Three-panel collage featuring text and imagery from the horror franchise. On the left, a large red panel displays the stylized, cream-coloured text "EVIL DEAD WRATH". The top-right panel shows Bruce Campbell in The Evil Dead (1981), wearing a blue shirt and holding an axe over his shoulder and a shotgun in his hand under a pink moon. The bottom-right panel displays Bridget Hoffman in an iconic scene from the same film, reaching upward as she is dragged into the ground by a demonic hand gripping her neck.

Producer Robert Tapert has begun pulling back the curtain on the next chapter of the cabin-in-the-woods saga, and Evil Dead Wrath is a period piece nobody saw coming. 

Film News Blitz’s RC Stacey reaches for the Book of the Dead.

Here’s everything we know about the franchise’s boldest departure yet.

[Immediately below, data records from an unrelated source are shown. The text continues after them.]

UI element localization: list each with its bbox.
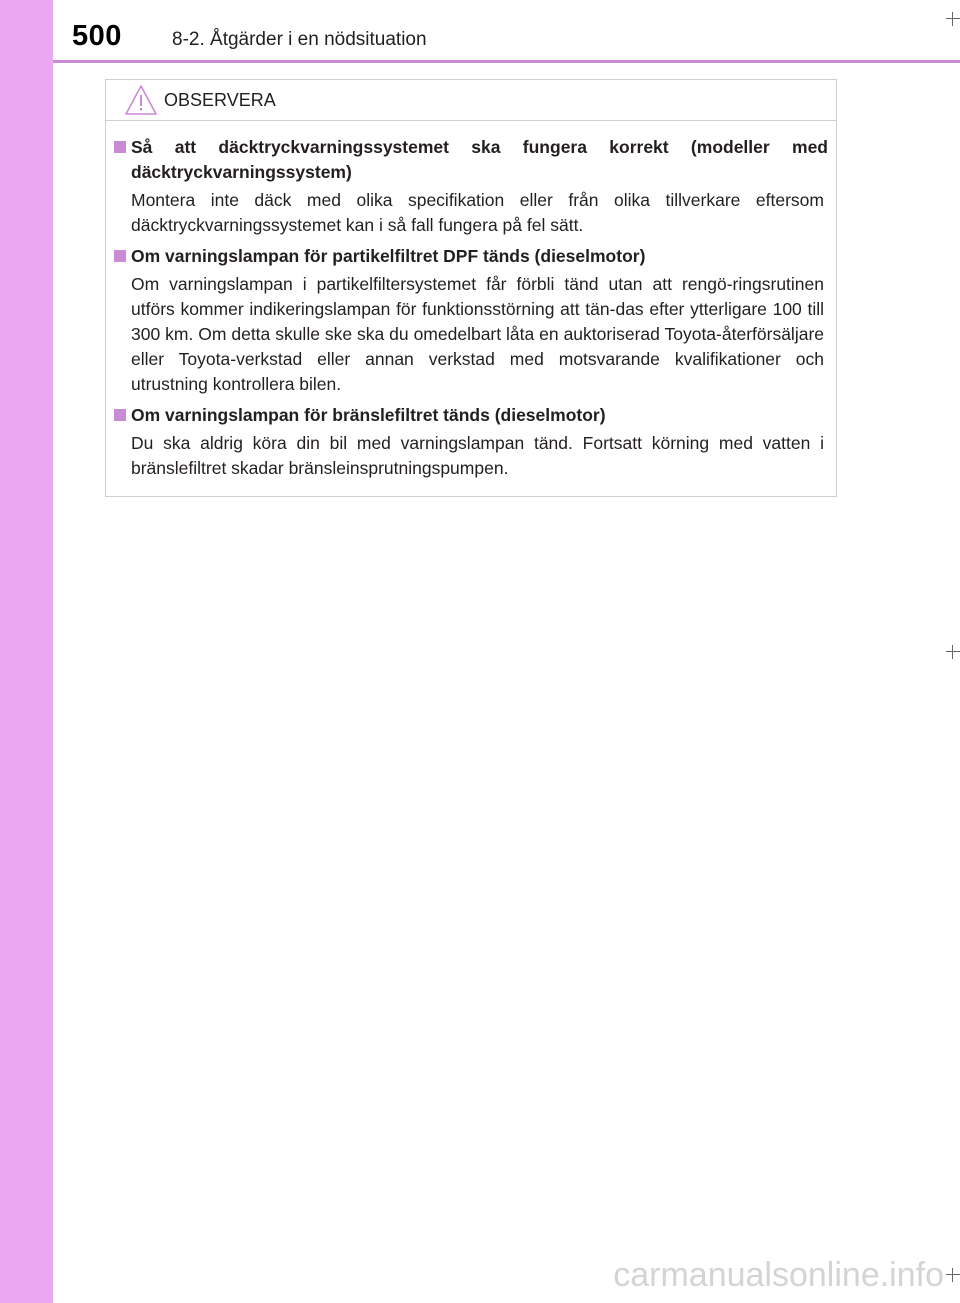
registration-mark-top (946, 12, 960, 26)
notice-item (106, 244, 836, 397)
watermark-text: carmanualsonline.info (613, 1256, 944, 1294)
notice-item (106, 403, 836, 481)
registration-mark-middle (946, 645, 960, 659)
item-heading-text: Så att däcktryckvarningssystemet ska fungera korrekt (modeller med däcktryckvarningssystem) (131, 137, 828, 182)
notice-title: OBSERVERA (164, 90, 276, 110)
item-heading-text: Om varningslampan för bränslefiltret tänds (dieselmotor) (131, 405, 606, 425)
side-color-strip (0, 0, 53, 1303)
warning-triangle-icon (124, 84, 158, 121)
item-heading (106, 244, 836, 269)
item-heading-text: Om varningslampan för partikelfiltret DPF tänds (dieselmotor) (131, 246, 646, 266)
item-text: Du ska aldrig köra din bil med varningslampan tänd. Fortsatt körning med vatten i bränslefiltret skadar bränsleinsprutningspumpen. (131, 433, 824, 478)
item-text: Om varningslampan i partikelfiltersystemet får förbli tänd utan att rengö-ringsrutinen utförs kommer indikeringslampan för funktionsstörning att tän-das efter ytterligare 100 till 300 km. Om detta skulle ske ska du omedelbart låta en auktoriserad Toyota-återförsäljare eller Toyota-verkstad eller annan verkstad med motsvarande kvalifikationer och utrustning kontrollera bilen. (131, 274, 824, 394)
header-rule (53, 60, 960, 63)
item-heading (106, 135, 836, 185)
square-bullet-icon (114, 141, 126, 153)
section-title: 8-2. Åtgärder i en nödsituation (172, 29, 427, 50)
notice-body (106, 135, 836, 487)
registration-mark-bottom (946, 1268, 960, 1282)
square-bullet-icon (114, 409, 126, 421)
item-heading (106, 403, 836, 428)
page-number: 500 (72, 20, 122, 52)
notice-item (106, 135, 836, 238)
notice-header (106, 80, 836, 121)
item-text: Montera inte däck med olika specifikation eller från olika tillverkare eftersom däcktryckvarningssystemet kan i så fall fungera på fel sätt. (131, 190, 824, 235)
square-bullet-icon (114, 250, 126, 262)
notice-box (105, 79, 837, 497)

While Evil Dead Burn remains on deck to spill blood this summer (in cinemas on 10 July), producer Tapert has already started teasing where the long-running franchise heads next, and Evil Dead Wrath, from director Francis Galluppi, sounds like a complete departure from anything the series has attempted before.

Is ‘Evil Dead Wrath’ going to be a prequel?

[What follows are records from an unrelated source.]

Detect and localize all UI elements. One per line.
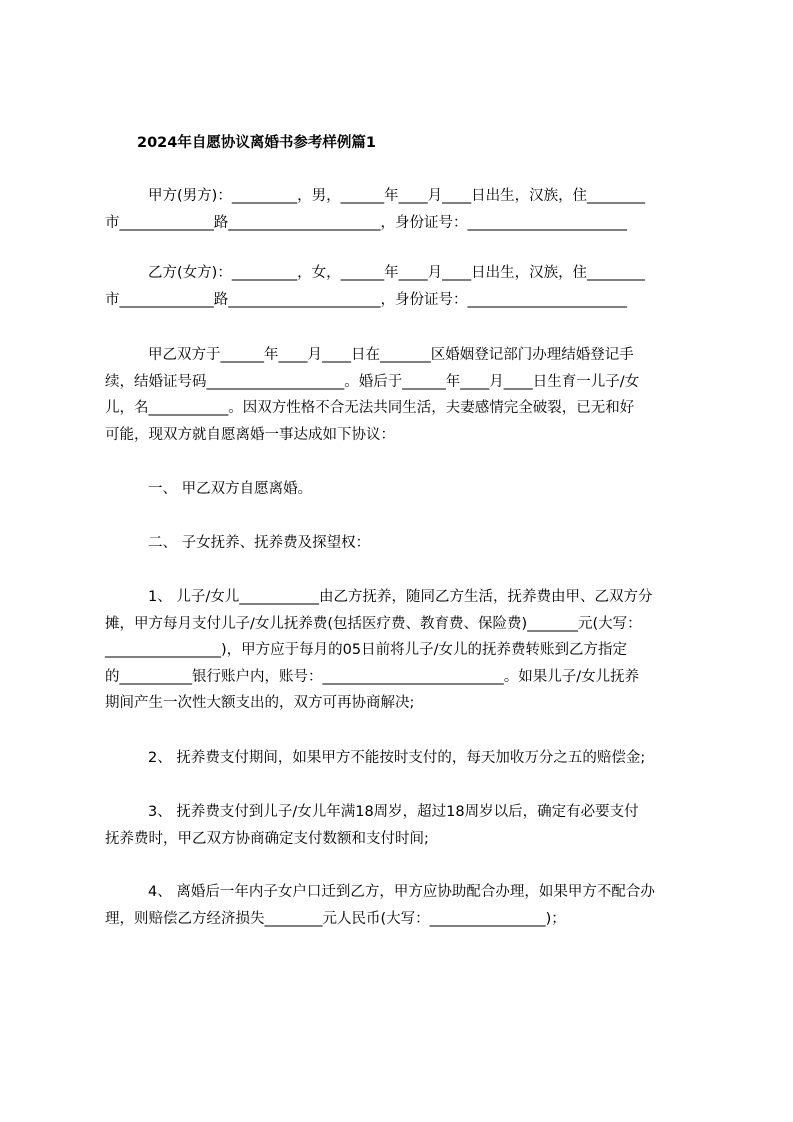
party-b-line-2: 市_____________路_____________________，身份证号：______________________ <box>105 292 627 308</box>
item-4-line-2: 理，则赔偿乙方经济损失________元人民币(大写：________________)； <box>105 911 566 927</box>
item-1-line-4: 的__________银行账户内，账号：_________________________。如果儿子/女儿抚养 <box>105 669 640 685</box>
item-3-line-1: 3、 抚养费支付到儿子/女儿年满18周岁，超过18周岁以后，确定有必要支付 <box>148 804 639 820</box>
intro-line-1: 甲乙双方于______年____月____日在_______区婚姻登记部门办理结婚登记手 <box>148 347 634 363</box>
intro-line-2: 续，结婚证号码___________________。婚后于______年____月____日生育一儿子/女 <box>105 374 640 390</box>
item-1-line-5: 期间产生一次性大额支出的，双方可再协商解决; <box>105 695 415 711</box>
clause-2-heading: 二、 子女抚养、抚养费及探望权： <box>148 535 371 551</box>
item-3-line-2: 抚养费时，甲乙双方协商确定支付数额和支付时间; <box>105 831 429 847</box>
document-title: 2024年自愿协议离婚书参考样例篇1 <box>137 135 376 151</box>
intro-line-3: 儿，名___________。因双方性格不合无法共同生活，夫妻感情完全破裂，已无和好 <box>105 400 635 416</box>
intro-line-4: 可能，现双方就自愿离婚一事达成如下协议： <box>105 427 395 443</box>
item-4-line-1: 4、 离婚后一年内子女户口迁到乙方，甲方应协助配合办理，如果甲方不配合办 <box>148 884 655 900</box>
item-1-line-1: 1、 儿子/女儿___________由乙方抚养，随同乙方生活，抚养费由甲、乙双方分 <box>148 589 653 605</box>
party-b-line-1: 乙方(女方)：_________，女，______年____月____日出生，汉族，住________ <box>148 265 646 281</box>
item-2-line-1: 2、 抚养费支付期间，如果甲方不能按时支付的，每天加收万分之五的赔偿金; <box>148 750 646 766</box>
item-1-line-3: ________________)，甲方应于每月的05日前将儿子/女儿的抚养费转账到乙方指定 <box>105 642 627 658</box>
party-a-line-2: 市_____________路_____________________，身份证号：______________________ <box>105 215 627 231</box>
party-a-line-1: 甲方(男方)：_________，男，______年____月____日出生，汉族，住________ <box>148 188 646 204</box>
item-1-line-2: 摊，甲方每月支付儿子/女儿抚养费(包括医疗费、教育费、保险费)_______元(大写： <box>105 616 642 632</box>
clause-1: 一、 甲乙双方自愿离婚。 <box>148 481 313 497</box>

Speaking at Michigan State University back in April, Tapert revealed that Wrath is a period piece set before the events of the original The Evil Dead

In his own words, the film “predates everything. It takes place in 1972,” effectively making Galluppi’s entry an Evil Dead prequel, unless, of course, the mythology gets twisted somewhere along the way.

That alone is a seismic shift. 

Sam Raimi’s 1981 original first unleashed the Deadites on Ash and his ill-fated friends, so reaching back to 1972 plants Wrath in an earlier, unexplored corner of the lore, long before the franchise’s most infamous night in the woods.

Tapert teased that Galluppi and his cinematographer are chasing the warm, tungsten-soaked texture of Ektachrome 100, a film stock once favoured for features of the era. 

It’s a meticulous, throwback approach that should surprise nobody who caught Galluppi’s The Last Stop in Yuma County, a film praised for its controlled compositions and pressure-cooker tension. 

Tapert drew a sharp contrast between Galluppi’s deliberate, almost Tarantino-esque eye and the restless, handheld energy of Sébastien Vaníček’s Burn.

Perhaps most intriguingly, Tapert suggested that Wrath leans into coming-of-age sexual hijinks, territory the franchise has rarely, if ever, explored. 

Where Burn sounds like domestic trauma and demonic brutality, Wrath is shaping up to be something stranger and altogether more dangerous: 1972 period grain, teenage chaos, and a tone the series hasn’t dared to try.

Evil Dead Wrath is currently slated for a theatrical release on 7 April 2028.